Воспитанный и выросший в том заблуждении, что любовь, плотская любовь есть высшее благо человека, он направляет всю силу своего пронизывающего предметы света таланта на освещение со всех сторон этого явления. И едва ли был когда-нибудь писатель, который до такой ясности и точности показал все не столько радостные, сколько ужасные стороны этого явления. Чем больше он изучал его, тем больше соскакивали с него прикрывавшие его покровы, и остались только ужасные его последствия и еще более ужасная его сущность. Прочтите его сына-идиота, ночь с дочерью, моряка с сестрой. Даже средство развода, «La petite Roque».311
Англичанку, сватьба в «Sur l'еаu» и последнее выражение всего: «Un cas de divorce».312 Всё это один обман, отвращение. То самое, что говорил Марк Аврелий, придумывая средства разрушить в представлении привлекательность этого греха. Такой вывод о том, что называют любовью. Но не это одно поражает его. Его мучает всё больше и больше неразумие мира. «Un fou»,313 «Horla»,314 наследство, святые куклы и о войне [в] «Sur l'еаu». Но мало и этого. Ему мало того, что он мучается неразумностью мира, он мучается нелюбовностью, разъединенностью его. И я не знаю более сильного крика сердца, как тот,315 который слышится в «Solitude».316Судя по мелким рассказам его, он медленно, но твердо шел к познанию той лжи, в которой он жил, и уже были намеки на возможность освобождения от нее.
Он был истинный художник, он не придумывал сюжетов своих рассказов, а он жил, всё глубже и глубже проникая в смысл жизни, в требования от нее и в несоответствие с этими требованиями ее действительности и всё яснее и яснее высказывая то, что он переживал.
Хорошо, когда миросозерцание художника таково, что ему есть что сказать людям, как, например, такое миросозерцание было у, говоря о писателях нашего века, как у Дикенза, V. Hugo.
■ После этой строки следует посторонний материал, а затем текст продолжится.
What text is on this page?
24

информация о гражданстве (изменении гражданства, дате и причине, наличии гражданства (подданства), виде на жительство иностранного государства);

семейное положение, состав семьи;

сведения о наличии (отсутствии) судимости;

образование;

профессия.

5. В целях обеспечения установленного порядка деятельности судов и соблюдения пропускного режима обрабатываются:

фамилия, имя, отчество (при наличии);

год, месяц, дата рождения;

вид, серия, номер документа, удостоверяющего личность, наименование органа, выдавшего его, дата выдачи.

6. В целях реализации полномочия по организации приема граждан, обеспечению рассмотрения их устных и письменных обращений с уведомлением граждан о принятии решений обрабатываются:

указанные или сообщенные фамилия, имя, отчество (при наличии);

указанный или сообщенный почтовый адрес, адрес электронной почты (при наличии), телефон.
Но если и нет еще этого миросозерцания, то художественный дар проникать в сущность соотношений предметов приводит к такому особенному, новому и поучительному для людей миросозерцанию. И это самое совершалось в Мопасане.
Трагизм жизни, произведений и погибели Мопасана в том, что, находясь в самой ужасной по своей уродливости и безнравственности среде, он силою своего таланта, того необыкновенного света, который был в нем, выбивался из мировоззрения этой среды, был уже близок к освобождению, дышал уже воздухом свободы, но, истратив на эту борьбу последние силы, не будучи в силах сделать одного последнего усилия, погиб, не освободившись.